Veteran journalist and author Joseph C. Goulden offers a good review in the Washington Times of Michael Pullara’s The Spy Who Was Left Behind: Russia, the United States, and the Betrayal and assassination of a CIA Agent.
The
1993 murder was a mystery from the start. A single rifle shot to the head
killed Fred Woodruff, CIA branch chief in the former Soviet Republic of
Georgia, as he rode in a car on a remote mountain road.

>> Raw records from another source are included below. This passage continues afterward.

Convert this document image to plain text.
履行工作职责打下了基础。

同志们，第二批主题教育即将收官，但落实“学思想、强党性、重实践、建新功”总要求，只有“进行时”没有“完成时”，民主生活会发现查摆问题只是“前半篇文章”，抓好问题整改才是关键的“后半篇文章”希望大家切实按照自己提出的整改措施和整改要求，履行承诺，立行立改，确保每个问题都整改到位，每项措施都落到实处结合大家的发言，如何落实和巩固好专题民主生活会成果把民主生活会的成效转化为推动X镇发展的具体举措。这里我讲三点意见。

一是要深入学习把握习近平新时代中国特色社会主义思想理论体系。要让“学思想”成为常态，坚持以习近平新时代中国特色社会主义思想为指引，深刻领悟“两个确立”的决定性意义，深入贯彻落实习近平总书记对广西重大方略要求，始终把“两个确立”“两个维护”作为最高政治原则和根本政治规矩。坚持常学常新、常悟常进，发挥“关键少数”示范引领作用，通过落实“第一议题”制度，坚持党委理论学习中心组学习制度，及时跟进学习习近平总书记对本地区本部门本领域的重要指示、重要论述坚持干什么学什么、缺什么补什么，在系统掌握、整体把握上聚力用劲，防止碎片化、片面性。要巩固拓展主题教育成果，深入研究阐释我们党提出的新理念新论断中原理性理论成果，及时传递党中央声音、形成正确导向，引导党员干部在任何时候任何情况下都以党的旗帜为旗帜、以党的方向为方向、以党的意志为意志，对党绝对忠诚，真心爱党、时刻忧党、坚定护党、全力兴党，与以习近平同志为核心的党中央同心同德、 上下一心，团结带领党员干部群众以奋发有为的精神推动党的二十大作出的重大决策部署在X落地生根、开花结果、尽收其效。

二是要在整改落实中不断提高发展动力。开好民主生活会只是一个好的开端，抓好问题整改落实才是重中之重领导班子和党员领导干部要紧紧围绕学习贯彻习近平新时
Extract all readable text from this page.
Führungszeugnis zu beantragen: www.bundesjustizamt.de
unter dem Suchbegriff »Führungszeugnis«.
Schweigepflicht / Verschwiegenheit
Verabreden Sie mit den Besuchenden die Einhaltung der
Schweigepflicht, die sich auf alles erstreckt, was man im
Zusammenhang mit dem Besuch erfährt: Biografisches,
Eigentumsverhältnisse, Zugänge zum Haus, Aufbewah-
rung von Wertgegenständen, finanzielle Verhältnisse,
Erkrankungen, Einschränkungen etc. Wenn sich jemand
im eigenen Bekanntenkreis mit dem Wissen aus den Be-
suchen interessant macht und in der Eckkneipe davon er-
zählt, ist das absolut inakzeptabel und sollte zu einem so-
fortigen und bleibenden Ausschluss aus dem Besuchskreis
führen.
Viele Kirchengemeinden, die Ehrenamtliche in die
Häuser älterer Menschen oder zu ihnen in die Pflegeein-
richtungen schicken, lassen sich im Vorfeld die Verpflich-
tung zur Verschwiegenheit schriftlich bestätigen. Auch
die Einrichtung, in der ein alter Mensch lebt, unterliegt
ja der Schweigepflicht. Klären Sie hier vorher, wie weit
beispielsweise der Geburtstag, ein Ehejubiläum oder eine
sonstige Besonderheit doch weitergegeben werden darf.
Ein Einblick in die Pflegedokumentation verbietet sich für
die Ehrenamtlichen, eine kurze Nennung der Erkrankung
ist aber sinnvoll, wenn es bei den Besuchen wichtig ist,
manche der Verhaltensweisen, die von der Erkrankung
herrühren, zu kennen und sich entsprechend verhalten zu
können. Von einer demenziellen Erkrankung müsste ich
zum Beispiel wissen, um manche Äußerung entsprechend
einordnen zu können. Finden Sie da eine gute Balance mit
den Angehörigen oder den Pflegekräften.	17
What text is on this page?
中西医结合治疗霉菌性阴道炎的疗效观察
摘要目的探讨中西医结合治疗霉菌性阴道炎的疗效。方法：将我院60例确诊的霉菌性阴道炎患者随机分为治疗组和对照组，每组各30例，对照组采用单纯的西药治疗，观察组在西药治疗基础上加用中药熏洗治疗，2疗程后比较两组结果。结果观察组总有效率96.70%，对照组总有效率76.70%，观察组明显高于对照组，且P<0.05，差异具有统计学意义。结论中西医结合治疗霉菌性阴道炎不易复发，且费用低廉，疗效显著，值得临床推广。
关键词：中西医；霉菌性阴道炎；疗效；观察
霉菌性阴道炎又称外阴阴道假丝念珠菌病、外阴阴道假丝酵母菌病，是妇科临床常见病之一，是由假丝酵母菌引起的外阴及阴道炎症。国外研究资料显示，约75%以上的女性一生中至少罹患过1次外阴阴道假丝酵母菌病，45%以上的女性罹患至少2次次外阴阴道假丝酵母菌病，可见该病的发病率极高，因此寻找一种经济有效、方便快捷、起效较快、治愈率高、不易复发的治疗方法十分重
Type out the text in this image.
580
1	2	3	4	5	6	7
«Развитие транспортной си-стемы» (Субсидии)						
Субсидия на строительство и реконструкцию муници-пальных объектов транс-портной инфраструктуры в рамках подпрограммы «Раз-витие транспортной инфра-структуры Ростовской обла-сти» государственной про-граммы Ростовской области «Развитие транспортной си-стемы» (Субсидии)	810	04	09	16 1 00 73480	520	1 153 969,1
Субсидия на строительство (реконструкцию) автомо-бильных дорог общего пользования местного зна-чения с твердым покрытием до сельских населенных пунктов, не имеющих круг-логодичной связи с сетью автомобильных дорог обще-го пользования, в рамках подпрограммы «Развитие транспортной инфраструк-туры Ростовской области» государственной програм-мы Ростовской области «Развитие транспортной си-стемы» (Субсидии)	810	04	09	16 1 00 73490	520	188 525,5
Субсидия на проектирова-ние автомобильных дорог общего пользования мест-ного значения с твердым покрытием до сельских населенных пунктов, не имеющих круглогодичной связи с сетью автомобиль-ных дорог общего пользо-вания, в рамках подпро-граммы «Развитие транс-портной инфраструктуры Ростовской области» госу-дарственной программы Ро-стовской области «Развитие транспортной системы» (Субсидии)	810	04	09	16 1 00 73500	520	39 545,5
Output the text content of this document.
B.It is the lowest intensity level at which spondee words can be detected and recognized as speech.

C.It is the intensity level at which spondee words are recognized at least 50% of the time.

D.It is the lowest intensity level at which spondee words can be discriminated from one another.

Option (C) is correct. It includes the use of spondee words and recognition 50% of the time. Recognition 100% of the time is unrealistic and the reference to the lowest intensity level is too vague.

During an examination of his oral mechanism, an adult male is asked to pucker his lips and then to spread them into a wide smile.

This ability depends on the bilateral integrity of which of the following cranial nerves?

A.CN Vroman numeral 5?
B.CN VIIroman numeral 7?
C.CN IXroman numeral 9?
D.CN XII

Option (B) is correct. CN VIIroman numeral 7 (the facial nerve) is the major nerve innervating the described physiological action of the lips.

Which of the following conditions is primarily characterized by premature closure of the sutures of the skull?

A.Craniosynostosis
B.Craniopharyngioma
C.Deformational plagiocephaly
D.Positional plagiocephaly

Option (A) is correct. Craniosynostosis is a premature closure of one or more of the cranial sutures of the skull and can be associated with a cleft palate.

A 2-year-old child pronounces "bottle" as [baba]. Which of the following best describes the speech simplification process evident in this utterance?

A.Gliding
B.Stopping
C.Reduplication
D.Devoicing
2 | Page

The driver was the body guard for
Eduard Shevardnadze, formerly foreign minister under Soviet President Mikhail
Gorbachev. Once the USSR dissolved, he became chair of Georgia’s governing
State Council.
Woodruff
was in Georgia to help Shevardnadze form a protective security force. The
country was suffering political and social turmoil, with crime syndicates
running the equivalent of a shadow government. And the Soviets were trying to
regain control of Georgia.
Author Michael Pullara, a Houston attorney, became
interested in the murder because he had known the Woodruff family as a boy in
the small town of Searcy, Arkansas.
Early press reports blamed the
killing on a Georgian soldier, Anzor Sharmaidze, 19, who was angered when the
car carrying Woodruff ignored his wave for help with his own
broken-down car.
Although Sharmaidze claimed he
was tortured into falsely confessing, a judge found him guilty and sentenced
him to six years in prison.
A
veteran trial lawyer, Mr. Pullara doubted that the full truth was told. The
military had fuzzed the truth about the death of his father In Vietnam, thus he
was no stranger to official fibbing.
He wanted to know more. As he
writes, “I wondered what I can do with a law license, a passport and a credit
card.” Thus began an odyssey for the truth that consumed almost 20 years.